Applying glow to a texture

I have a game I’m working on that takes place in space. I wanted to add a sun, which I was able to do. I have a point light emitting from the sun, but I also want the visual appearance that the sun is glowing. I have tried using a glow map, but I wasn’t able to figure out how to use one successfully. I also tried an emissive, but that doesn’t seem to work with a texture. My code so far looks like this:

        self.modelNode.setPos(posVec)
        self.modelNode.setScale(scaleVec)
        self.modelNode.setName(nodeName)
        tex = loader.loadTexture(texPath)
        self.modelNode.setTexture(tex, 1)

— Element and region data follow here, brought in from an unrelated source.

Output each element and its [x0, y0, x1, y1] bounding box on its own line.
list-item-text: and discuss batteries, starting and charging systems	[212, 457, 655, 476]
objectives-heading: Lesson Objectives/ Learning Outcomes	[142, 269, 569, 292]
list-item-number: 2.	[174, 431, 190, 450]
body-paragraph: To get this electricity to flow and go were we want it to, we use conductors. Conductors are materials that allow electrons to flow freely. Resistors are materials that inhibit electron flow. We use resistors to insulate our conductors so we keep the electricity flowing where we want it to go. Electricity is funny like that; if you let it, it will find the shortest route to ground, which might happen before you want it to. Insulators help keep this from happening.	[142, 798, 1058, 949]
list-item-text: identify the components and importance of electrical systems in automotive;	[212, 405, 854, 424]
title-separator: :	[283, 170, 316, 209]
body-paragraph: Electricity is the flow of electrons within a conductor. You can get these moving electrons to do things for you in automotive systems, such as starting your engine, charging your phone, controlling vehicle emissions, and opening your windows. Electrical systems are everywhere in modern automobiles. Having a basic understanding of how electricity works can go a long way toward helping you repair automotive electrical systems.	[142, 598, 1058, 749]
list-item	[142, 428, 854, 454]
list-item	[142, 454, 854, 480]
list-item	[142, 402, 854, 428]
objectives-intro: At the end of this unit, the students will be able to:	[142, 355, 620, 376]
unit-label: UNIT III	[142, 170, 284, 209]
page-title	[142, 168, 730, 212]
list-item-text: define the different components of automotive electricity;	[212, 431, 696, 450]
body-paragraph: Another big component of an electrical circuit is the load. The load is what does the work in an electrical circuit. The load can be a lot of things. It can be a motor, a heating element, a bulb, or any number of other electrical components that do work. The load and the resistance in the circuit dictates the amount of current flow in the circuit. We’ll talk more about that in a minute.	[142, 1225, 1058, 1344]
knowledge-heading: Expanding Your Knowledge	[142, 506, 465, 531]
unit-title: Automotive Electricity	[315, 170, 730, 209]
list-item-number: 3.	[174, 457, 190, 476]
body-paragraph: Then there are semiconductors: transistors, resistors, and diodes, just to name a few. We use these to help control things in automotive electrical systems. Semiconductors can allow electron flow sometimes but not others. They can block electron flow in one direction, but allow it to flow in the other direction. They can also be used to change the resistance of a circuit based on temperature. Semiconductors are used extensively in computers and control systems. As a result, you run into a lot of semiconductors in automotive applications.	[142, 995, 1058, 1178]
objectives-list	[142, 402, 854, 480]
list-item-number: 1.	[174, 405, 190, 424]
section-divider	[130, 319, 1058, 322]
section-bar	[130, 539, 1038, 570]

        material = Material()
        material.setAmbient((1, 0.95, 0, 1))
        self.modelNode.setMaterial(material)

        plight = PointLight('plight')
        plight.setColor((0.8, 0.8, 0.8, 1))
        plnp = self.modelNode.attachNewNode(plight)
        parentNode.setLight(plnp)

Any help is appreciated. Thank you.

The appearance of the glow requires a screen-space effect. You can use the “bloom” shader in CommonFilters for that. The Glow sample program shows how to use it.

You can make it act based on a certain colour threshold (ie. everything brighter than a certain value will glow), or from a glow map that has been applied to the object. For the best realism, you should probably use high dynamic range rendering, assign a very high brightness to the sun (which you would do with setEmission, not setAmbient, since stars are emitting light), and set the glow filter to operate on that.

I was able to use the bloom shader to get bloom in general to work, but it seems to be applying to everything. I want the glow to work for just that one texture. What am I missing? Thank you for your help.

The way to limit it to just one object is to use a glow map:

  • Apply a glow map that is all-white in the alpha channel.
  • Make sure the shader generator is enabled on the object.
  • In the blend parameter in setBloom, set the r, g, b components to 0.0 and a positive component in the a channel.

The way this works is that the shader generator in conjunction with setBloom is writing the glow map to the (unused) alpha channel of the framebuffer, and then you’re using the setBloom call to apply the glow effect only to pixels that have a positive alpha component.

However, the more realistic way to tackle it is not to use glow maps, but instead enable HDR with setHighDynamicRange and set a ridiculously high emission value to the brightness of stars. With mintrigger in the setBloom you can then enable the bloom only on parts exceeding a certain brightness value.